Ne nous y trompons pas. Cette maison n’est pas si vide que cela. Ce n’est pas une maison possédée, il n’y a, ni sorcières ni revenants. Quelques objets, une table avec un plateau en marbre dont un angle brisé, une boîte contenant une légion d’honneur, des photos mutilées, où un visage découpé aux ciseaux a disparu. Des pistes de recherche et d’enquête.
Et en point d’orgue, un piano, sans doute l’objet culte de la maison.

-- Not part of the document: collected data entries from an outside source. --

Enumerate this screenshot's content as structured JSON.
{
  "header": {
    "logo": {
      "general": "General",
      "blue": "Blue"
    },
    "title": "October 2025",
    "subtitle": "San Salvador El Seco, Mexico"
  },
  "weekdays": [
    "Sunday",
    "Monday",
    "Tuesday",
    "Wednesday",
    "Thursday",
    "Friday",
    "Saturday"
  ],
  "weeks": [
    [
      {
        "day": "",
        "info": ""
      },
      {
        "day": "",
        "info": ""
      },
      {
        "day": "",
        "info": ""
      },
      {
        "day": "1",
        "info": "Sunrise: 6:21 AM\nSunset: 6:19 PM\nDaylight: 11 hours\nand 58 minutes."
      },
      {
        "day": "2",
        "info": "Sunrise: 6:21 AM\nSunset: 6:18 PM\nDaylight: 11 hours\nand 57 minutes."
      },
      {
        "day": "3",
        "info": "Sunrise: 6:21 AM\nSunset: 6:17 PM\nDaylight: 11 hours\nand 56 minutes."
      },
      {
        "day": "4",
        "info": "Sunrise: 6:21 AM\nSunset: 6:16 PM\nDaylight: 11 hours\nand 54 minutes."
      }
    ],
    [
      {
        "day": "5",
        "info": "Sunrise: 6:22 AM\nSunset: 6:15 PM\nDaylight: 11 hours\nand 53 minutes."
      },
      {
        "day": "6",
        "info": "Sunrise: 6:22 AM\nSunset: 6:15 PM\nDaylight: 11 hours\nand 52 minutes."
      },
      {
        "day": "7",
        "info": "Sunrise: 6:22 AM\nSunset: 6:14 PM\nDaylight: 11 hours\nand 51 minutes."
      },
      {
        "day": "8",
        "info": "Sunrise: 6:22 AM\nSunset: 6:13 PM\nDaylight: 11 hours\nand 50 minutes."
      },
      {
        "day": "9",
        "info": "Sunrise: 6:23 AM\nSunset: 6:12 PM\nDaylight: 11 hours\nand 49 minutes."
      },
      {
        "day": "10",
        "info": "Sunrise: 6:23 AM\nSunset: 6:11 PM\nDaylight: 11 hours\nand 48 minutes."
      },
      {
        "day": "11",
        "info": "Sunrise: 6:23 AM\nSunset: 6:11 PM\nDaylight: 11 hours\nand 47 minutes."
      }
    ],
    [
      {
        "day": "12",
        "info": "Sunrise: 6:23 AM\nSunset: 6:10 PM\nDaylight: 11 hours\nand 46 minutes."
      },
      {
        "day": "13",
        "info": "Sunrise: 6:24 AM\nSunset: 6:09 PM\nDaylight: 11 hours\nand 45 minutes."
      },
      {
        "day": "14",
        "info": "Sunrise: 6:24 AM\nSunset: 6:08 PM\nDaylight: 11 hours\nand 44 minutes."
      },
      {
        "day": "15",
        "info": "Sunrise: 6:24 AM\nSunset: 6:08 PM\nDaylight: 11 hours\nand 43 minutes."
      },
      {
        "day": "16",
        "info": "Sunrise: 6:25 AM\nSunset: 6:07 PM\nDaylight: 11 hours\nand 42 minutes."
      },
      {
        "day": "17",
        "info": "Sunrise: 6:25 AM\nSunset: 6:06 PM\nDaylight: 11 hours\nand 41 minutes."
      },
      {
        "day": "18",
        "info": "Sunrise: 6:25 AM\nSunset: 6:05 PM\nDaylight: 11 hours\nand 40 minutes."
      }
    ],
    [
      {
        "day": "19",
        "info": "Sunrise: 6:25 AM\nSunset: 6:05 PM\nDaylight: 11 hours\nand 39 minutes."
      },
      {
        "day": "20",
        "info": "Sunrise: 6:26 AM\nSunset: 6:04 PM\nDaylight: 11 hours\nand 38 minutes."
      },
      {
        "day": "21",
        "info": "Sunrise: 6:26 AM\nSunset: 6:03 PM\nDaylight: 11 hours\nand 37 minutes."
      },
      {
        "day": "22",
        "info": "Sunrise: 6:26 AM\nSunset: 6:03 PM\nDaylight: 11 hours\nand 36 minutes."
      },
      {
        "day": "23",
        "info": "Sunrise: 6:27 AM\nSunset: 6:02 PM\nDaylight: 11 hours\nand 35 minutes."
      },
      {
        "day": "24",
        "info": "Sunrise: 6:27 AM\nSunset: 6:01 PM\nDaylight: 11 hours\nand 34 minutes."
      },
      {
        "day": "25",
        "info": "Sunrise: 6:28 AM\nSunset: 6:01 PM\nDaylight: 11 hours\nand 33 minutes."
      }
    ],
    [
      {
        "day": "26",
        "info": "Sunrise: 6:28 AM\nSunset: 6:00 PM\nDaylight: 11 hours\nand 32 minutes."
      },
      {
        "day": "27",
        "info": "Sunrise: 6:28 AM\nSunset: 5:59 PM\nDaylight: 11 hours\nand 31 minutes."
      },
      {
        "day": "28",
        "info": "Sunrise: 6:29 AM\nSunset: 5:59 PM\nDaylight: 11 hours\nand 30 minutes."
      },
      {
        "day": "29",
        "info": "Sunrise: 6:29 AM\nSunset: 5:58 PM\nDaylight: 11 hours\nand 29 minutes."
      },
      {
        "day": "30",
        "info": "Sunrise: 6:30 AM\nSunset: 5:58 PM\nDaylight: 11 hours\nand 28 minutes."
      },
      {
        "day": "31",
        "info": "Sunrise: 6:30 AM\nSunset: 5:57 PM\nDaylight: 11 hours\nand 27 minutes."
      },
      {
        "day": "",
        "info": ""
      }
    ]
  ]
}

Dans cette maison non pas hantée des absents et des morts, cette maison de famille, fermée depuis longtemps, un dimanche de printemps 1976, va être libérée de ses souvenirs, par les parents de l’auteur, alors âgé de 9 ans. Et ce sont bien plus que des souvenirs, ce sont des situations que l’auteur va restituer, recadrer, déployer. Aider des secrets à se libérer.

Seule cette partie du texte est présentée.